4. Online activity never examined. His internet usage -- which included Al-Qaeda manuals, violent and misogynistic material, and poison-making guides -- was never reviewed by any agency. Fulford said the material "fed his already unhealthy fascination with violence."
5. Parental failures. His parents "created significant obstructions," imposed no restrictions on their son, permitted weapons to be delivered to the home, and withheld vital information from authorities. Fulford stated: "If AR's parents had done what they morally ought to have done, AR would not have been at liberty to conduct the attack."
Government Response
Home Secretary Shabana Mahmood accepted all 67 recommendations in an oral statement to the House of Commons on April 13. Announced measures include a review of Prevent counter-terrorism thresholds, a new Prevention Assessment Framework, the appointment of Tim Jacques as the first Prevent Commissioner, enforcement under the Online Safety Act, tightened weapons purchase controls, and new legislation to criminalize planning of non-ideological mass violence.
The last measure addresses a gap the case exposed: Rudakubana did not fit existing terrorism statutes because he lacked a fixed ideological motivation, despite downloading terrorist manuals and purchasing weapons.

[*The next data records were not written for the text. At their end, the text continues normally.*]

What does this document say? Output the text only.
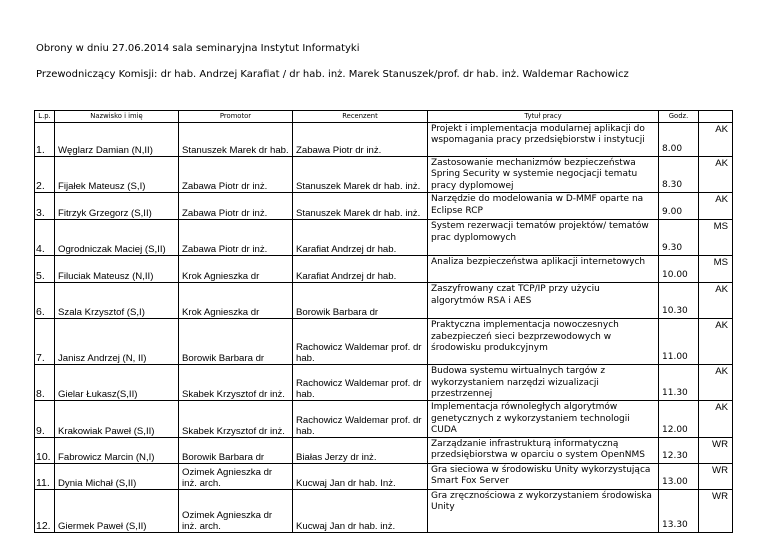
Obrony w dniu 27.06.2014 sala seminaryjna Instytut Informatyki
Przewodniczący Komisji: dr hab. Andrzej Karafiat / dr hab. inż. Marek Stanuszek/prof. dr hab. inż. Waldemar Rachowicz
L.p.	Nazwisko i imię	Promotor	Recenzent	Tytuł pracy	Godz.	
1.	Węglarz Damian (N,II)	Stanuszek Marek dr hab.	Zabawa Piotr dr inż.	Projekt i implementacja modularnej aplikacji do wspomagania pracy przedsiębiorstw i instytucji	8.00	AK
2.	Fijałek Mateusz (S,I)	Zabawa Piotr dr inż.	Stanuszek Marek dr hab. inż.	Zastosowanie mechanizmów bezpieczeństwa Spring Security w systemie negocjacji tematu pracy dyplomowej	8.30	AK
3.	Fitrzyk Grzegorz (S,II)	Zabawa Piotr dr inż.	Stanuszek Marek dr hab. inż.	Narzędzie do modelowania w D-MMF oparte na Eclipse RCP	9.00	AK
4.	Ogrodniczak Maciej (S,II)	Zabawa Piotr dr inż.	Karafiat Andrzej dr hab.	System rezerwacji tematów projektów/ tematów prac dyplomowych	9.30	MS
5.	Filuciak Mateusz (N,II)	Krok Agnieszka dr	Karafiat Andrzej dr hab.	Analiza bezpieczeństwa aplikacji internetowych	10.00	MS
6.	Szala Krzysztof (S,I)	Krok Agnieszka dr	Borowik Barbara dr	Zaszyfrowany czat TCP/IP przy użyciu algorytmów RSA i AES	10.30	AK
7.	Janisz Andrzej (N, II)	Borowik Barbara dr	Rachowicz Waldemar prof. dr hab.	Praktyczna implementacja nowoczesnych zabezpieczeń sieci bezprzewodowych w środowisku produkcyjnym	11.00	AK
8.	Gielar Łukasz(S,II)	Skabek Krzysztof dr inż.	Rachowicz Waldemar prof. dr hab.	Budowa systemu wirtualnych targów z wykorzystaniem narzędzi wizualizacji przestrzennej	11.30	AK
9.	Krakowiak Paweł (S,II)	Skabek Krzysztof dr inż.	Rachowicz Waldemar prof. dr hab.	Implementacja równoległych algorytmów genetycznych z wykorzystaniem technologii CUDA	12.00	AK
10.	Fabrowicz Marcin (N,I)	Borowik Barbara dr	Białas Jerzy dr inż.	Zarządzanie infrastrukturą informatyczną przedsiębiorstwa w oparciu o system OpenNMS	12.30	WR
11.	Dynia Michał (S,II)	Ozimek Agnieszka dr inż. arch.	Kucwaj Jan dr hab. Inż.	Gra sieciowa w środowisku Unity wykorzystująca Smart Fox Server	13.00	WR
12.	Giermek Paweł (S,II)	Ozimek Agnieszka dr inż. arch.	Kucwaj Jan dr hab. inż.	Gra zręcznościowa z wykorzystaniem środowiska Unity	13.30	WR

A Phase 2 of the inquiry will examine broader questions including the state's capacity to monitor high-risk individuals' online activity.
The Attack
On July 29, 2024, Rudakubana entered a holiday dance class for children aged six to eleven at a community center in Southport, Merseyside. He stabbed multiple people with a kitchen knife, killing three girls -- Bebe King, age 6, Elsie Dot Stancombe, age 7, and Alice Dasilva Aguiar, age 9 -- and wounding ten others, including eight children and two adults who tried to shield them.
The attack triggered riots across England fueled by false rumors about the attacker's identity and background, leading to arson attacks on mosques and asylum seeker housing.
Fulford's conclusion was unequivocal: "It could have been and it should have been prevented."